Il s'obligea à considérer la seconde hypothèse. On le « pigeonnait ». Un membre de l'équipage détournait la route du vaisseau, comme Danglard l'avait déjà tenté. Qui avait fait remonter les informations ? Froissy et Mercadet : ni l'un ni l'autre ne trouvait quoi que ce soit sur les sœurs Seguin. Ou disait ne rien trouver. Voisenet, Justin, Noël, Lamarre, en surveillance : qui avaient assuré qu'aucun membre de la Bande des mordus n'avait bougé pendant l'assassinat de Vessac. Et c'est ainsi que la piste avait été abandonnée. Retancourt, bien sûr. Qui avait manqué la tueuse de Torrailles et de Lambertin. Il était rare que Retancourt manque quelque chose. Pourquoi n'avait-elle pas envisagé que l'assassin puisse être dans la maison, et non pas en approche ? Mais lui-même avait été lent, avant de penser à un fusil hypodermique. Il ne lui avait donc donné aucune consigne en ce sens. À quelques heures près, il aurait ordonné qu'on isole Torrailles et Lambertin dans une pièce fermée sous la protection des flics. C'était de sa propre faute. Néanmoins elle s'était justifiée et excusée, elle avait dit « Je suis désolée », ce qui, là encore, ne lui ressemblait pas. Non, pas Retancourt, faites que Retancourt ne me balade pas.

Au soir, Adamsberg passa à la Brigade quasi dépeuplée pour adresser une demande de recherche aux archives, concernant l'homicide d'Eugène Seguin, Nîmes, 1967. Il ne se faisait pas beaucoup d'illusions sur la réactivité des services, surtout sans appui officiel descendu des hauts lieux. Retrouver une hache enfouie dans des cartons depuis quarante-neuf ans relevait de l'exploit sur longue durée. Les cheveux échantillonnés et la cuillère à thé partirent à l'analyse par porteur spécial, accompagnés d'une demande d'urgence personnelle adressée à Louvain, l'un des seigneurs du service ADN.

Il laissa des consignes à l'équipe de garde du dimanche pour le repas des merles, pria Veyrenc de rédiger un rapport à l'équipe sur les événements de Lédignan. Gardon, affecté à l'accueil, lui confessa tête basse qu'il se sentait incapable de manipuler des vers gigotant pour les semer dans la terre. En revanche, Estalère se proposa avec joie. Il était en congé demain, mais il passerait le matin et le soir répandre les vers, le cake et les framboises.

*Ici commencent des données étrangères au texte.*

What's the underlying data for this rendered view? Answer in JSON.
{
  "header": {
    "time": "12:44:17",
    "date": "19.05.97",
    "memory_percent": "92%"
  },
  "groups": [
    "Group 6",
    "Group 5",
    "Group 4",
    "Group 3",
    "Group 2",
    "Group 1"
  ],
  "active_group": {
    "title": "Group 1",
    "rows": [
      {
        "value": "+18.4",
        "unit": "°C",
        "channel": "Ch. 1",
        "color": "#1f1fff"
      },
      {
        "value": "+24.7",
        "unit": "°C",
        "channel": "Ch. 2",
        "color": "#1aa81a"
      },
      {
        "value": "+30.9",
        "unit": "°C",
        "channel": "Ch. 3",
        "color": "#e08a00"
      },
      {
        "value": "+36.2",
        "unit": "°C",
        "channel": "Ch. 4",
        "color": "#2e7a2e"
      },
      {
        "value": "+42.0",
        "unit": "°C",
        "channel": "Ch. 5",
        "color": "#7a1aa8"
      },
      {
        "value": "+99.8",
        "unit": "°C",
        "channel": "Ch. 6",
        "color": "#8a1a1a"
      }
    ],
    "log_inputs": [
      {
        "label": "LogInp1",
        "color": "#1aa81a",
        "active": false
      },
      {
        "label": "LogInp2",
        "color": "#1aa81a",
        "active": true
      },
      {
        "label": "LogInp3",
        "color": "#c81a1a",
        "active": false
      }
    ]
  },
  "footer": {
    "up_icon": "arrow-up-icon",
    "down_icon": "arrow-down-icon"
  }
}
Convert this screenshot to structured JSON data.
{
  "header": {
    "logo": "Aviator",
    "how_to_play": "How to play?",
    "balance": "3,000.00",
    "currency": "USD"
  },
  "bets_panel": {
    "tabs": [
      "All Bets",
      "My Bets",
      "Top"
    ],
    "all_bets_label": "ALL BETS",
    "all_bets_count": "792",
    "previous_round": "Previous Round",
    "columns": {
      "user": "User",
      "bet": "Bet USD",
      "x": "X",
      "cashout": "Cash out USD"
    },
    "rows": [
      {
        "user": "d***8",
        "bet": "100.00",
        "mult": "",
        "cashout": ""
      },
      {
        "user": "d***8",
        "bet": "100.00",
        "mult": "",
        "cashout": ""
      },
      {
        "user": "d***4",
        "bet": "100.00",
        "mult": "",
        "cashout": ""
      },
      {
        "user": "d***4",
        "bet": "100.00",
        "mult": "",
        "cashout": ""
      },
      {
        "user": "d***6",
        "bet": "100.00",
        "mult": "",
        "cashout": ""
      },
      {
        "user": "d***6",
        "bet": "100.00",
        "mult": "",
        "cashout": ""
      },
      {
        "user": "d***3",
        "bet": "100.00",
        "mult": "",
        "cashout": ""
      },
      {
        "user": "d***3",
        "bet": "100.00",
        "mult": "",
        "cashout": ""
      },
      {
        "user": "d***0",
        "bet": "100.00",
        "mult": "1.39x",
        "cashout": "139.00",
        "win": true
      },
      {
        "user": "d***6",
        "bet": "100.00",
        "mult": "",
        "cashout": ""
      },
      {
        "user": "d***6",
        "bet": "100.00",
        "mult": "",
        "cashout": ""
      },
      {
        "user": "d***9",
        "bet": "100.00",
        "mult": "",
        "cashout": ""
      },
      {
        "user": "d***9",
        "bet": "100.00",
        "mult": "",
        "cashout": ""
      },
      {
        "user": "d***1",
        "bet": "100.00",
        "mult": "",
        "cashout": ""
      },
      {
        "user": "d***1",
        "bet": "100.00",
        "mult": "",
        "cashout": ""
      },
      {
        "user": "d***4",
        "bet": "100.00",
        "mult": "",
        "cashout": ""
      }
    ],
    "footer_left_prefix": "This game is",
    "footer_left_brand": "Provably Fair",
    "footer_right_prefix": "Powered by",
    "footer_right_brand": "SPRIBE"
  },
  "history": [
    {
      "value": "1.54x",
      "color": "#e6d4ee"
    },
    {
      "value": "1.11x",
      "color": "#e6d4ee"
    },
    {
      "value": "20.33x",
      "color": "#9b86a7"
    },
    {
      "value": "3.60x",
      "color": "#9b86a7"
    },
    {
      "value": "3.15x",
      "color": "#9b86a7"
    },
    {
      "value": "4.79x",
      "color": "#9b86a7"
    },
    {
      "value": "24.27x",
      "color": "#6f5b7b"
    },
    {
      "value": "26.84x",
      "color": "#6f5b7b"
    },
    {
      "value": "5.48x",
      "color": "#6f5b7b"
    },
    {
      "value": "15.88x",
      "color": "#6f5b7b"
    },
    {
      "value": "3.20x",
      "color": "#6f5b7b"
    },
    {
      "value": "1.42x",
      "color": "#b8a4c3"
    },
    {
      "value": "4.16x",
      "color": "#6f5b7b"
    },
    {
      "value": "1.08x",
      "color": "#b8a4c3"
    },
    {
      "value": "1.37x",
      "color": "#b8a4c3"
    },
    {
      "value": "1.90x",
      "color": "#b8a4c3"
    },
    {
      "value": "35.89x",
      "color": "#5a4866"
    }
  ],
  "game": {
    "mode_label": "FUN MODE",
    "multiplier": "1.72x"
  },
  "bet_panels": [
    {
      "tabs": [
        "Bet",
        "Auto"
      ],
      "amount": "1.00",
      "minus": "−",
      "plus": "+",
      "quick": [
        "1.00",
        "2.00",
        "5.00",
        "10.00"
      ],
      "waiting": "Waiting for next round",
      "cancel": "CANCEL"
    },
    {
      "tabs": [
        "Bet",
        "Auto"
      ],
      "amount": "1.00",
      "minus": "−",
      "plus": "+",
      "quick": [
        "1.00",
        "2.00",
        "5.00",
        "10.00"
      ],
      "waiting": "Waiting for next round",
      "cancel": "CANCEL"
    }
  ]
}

Estalère, lui, n'avait fait remonter aucune information. D'Estalère, il pouvait être sûr comme d'un fils.

XLI

Adamsberg prenait conscience que ce n'était pas une seule « proto-pensée » qui embrouillait son esprit mais toute une bande éparse de bulles gazeuses — et bien sûr que cela existait —, dont certaines si petites qu'on pouvait à peine les discerner. Il les sentait s'agiter dans des voies diverses et leurs trajectoires s'affoler. En prise à deux questions irrésolues — et il y en avait d'autres, de toute évidence —, les bulles n'avaient pas plus de chances de trouver un chemin qu'un homme qui louche. Ou que ce fameux type qui court deux lièvres à la fois — et on ne sait pas pourquoi, à moins d'être un crétin complet — et les manque tous les deux.